Data in traditional “caching” data systems resides on secondary storage, and is read into main memory only when operated on. This limits system performance. Main memory data stores with data always in main memory are much faster. But this performance comes at a cost. In this paper, we analyze the costs of both in-memory operations and secondary storage operations where data is not “in cache”. We study the performance impact of cache misses on caching system performance. The analysis considers both execution and storage costs. Based on our analysis, we derive cost/performance results for a data caching system [Deuteronomy and its Bw-tree] and a main memory system [MassTree] to understand where each demonstrates the best cost per operation, what is driving the cost differences, and the scale of the differences. This analysis (1) provides insight into why data caching systems continue to dominate the market; (2) points to higher performance that does not rely on simply increasing main memory cache size; and (3) suggests a path to lower costs and hence better cost/performance.

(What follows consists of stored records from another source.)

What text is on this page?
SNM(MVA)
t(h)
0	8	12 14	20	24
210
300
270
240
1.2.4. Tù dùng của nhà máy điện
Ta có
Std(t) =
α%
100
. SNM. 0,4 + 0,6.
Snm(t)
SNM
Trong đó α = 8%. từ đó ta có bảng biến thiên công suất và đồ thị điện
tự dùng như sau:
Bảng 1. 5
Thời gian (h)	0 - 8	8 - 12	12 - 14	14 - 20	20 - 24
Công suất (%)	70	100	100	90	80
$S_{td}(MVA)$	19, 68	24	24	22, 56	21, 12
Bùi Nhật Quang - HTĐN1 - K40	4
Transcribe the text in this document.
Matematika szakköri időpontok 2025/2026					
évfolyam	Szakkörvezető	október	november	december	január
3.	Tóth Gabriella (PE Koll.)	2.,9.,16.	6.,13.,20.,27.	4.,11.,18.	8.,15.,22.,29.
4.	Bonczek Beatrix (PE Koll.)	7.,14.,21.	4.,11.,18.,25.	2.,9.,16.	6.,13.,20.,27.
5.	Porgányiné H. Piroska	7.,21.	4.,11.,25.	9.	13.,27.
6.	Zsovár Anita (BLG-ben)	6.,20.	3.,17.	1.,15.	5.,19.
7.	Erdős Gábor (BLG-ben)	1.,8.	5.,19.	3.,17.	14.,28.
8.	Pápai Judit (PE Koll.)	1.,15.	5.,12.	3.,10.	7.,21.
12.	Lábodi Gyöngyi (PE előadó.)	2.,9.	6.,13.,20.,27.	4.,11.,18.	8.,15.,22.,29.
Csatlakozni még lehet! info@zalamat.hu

davelometDavid Lomet founded the Database Group at Microsoft Research Redmond in 1995 and managed it for 20 years. His research career began at IBM where, while on a 1975-76 sabbatical at the University of Newcastle-on-Tyne, he invented atomic actions (a form of transactions). He later worked at Wang Institute as a faculty member, and at Digital Equipment Corporation as a software architect and research staff member. He received a Ph.D. in computer science from the University of Pennsylvania. Lomet’s primary focus has been the engineering of database systems, with a focus on database system kernels. His work on concurrency control and recovery contributed to making DEC’s Rdb and Microsoft’s SQL Server database management systems leaders in cost/performance. His Deuteronomy research project’s latch-free Bw-tree index and log structure store are key elements in Microsoft’s Hekaton main memory database and Azure Cosmos DB cloud data service. Deuteronomy won the Microsoft Research Redmond “2017 Best Research Project” Award. Lomet is an author of over 120 papers, with two SIGMOD best paper awards, and over 60 patents. Lomet has won IEEE awards as well as the ACM SIGMOD Contributions Award, and at this conference the TCDE Service Award, for his 25 year tenure as EIC of the IEEE Data Engineering Bulletin. HE has also served as editor of ACM TODS, VLDB Journal and others, and has been a member of the VLDB Board. He has been a PC co-chair for ICDE and VLDB. He is a member of the IEEE Computer Society Board of Governors and society Secretary, and has been First Vice President and Treasurer. He is a fellow of IEEE, ACM, and AAAS, and a member of the National Academy of Engineering.